La Chine, où est la Chine ? La seule mention de l’Asie dans le débat d’hier soir concernait les nouveaux tarifs proposés par Trump et Harris évitant la question de savoir pourquoi Biden n’a jamais levé ceux qu’il avait imposés pendant la présidence de Trump. Oh oui, et Harris accusant Trump de dire des choses gentilles sur Xi Jinping pendant le COVID. Le reste de la discussion sur la politique étrangère s’est déroulé comme suit :
Harris : « Il est bien connu qu’il a échangé des lettres d’amour avec Kim Jong Un et il est absolument bien connu que ces dictateurs et autocrates vous encouragent à redevenir président parce qu’ils sont si clairs, ils peuvent vous manipuler avec des flatteries et des faveurs, et c’est pourquoi tant de chefs militaires avec lesquels vous avez travaillé m’ont dit que vous êtes une honte. »

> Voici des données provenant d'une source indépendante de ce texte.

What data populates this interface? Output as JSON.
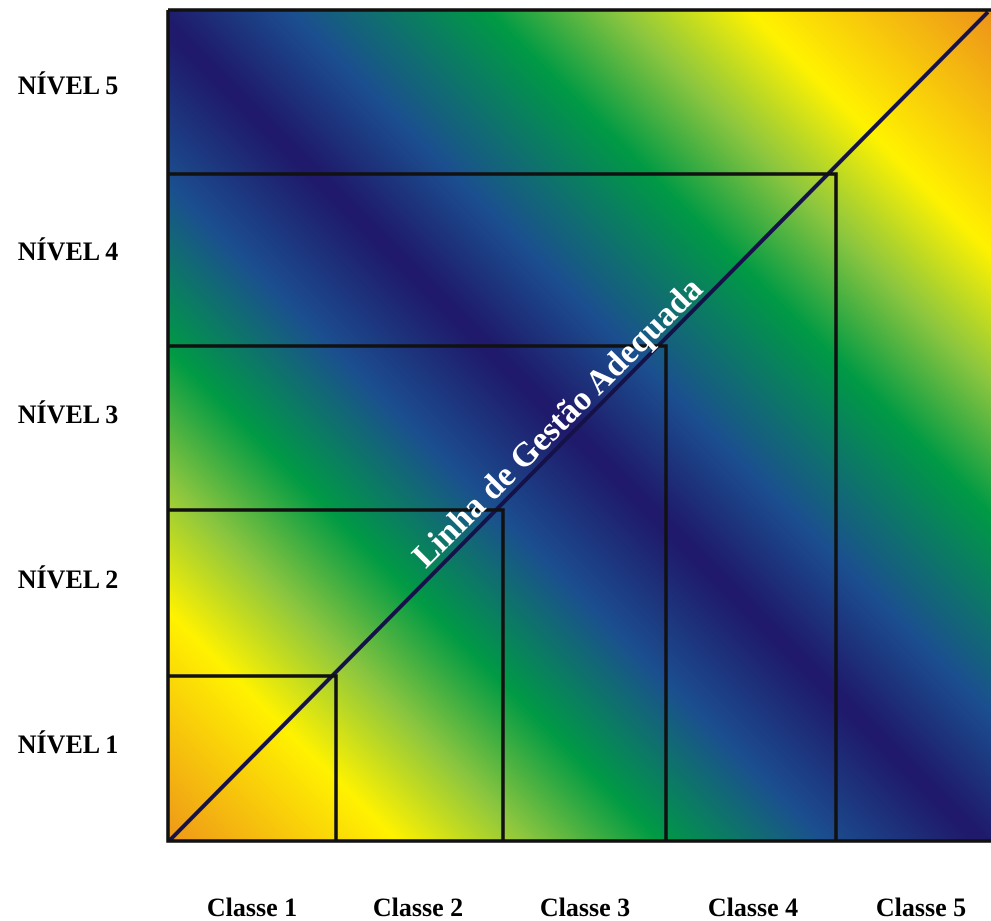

Trump : « (Le président hongrois) Victor Orban a dit qu’il fallait que Trump redevienne président. Ils avaient peur de lui. La Chine avait peur. Et je n’aime pas utiliser le mot peur, mais je ne fais que le citer. La Corée du Nord avait peur de lui. Regardez ce qui se passe avec la Corée du Nord. D’ailleurs, il a dit que la Russie avait peur de lui. … Il a dit que la personne la plus respectée et la plus redoutée est Donald Trump. Nous n’avons eu aucun problème lorsque Trump était président. »
Après ce débat, l'électeur américain, le peuple américain, devrait avoir peur. Certes, ils voteront sur toute une série de questions et d'opinions qui n'ont probablement rien à voir avec Gaza, l'Ukraine, l'OTAN ou les caprices des hommes forts du monde. Mais qualifier tout cela d'"Amérique d'abord" relève de l'intoxication pure et simple. En matière de politique étrangère, nous sommes bons derniers.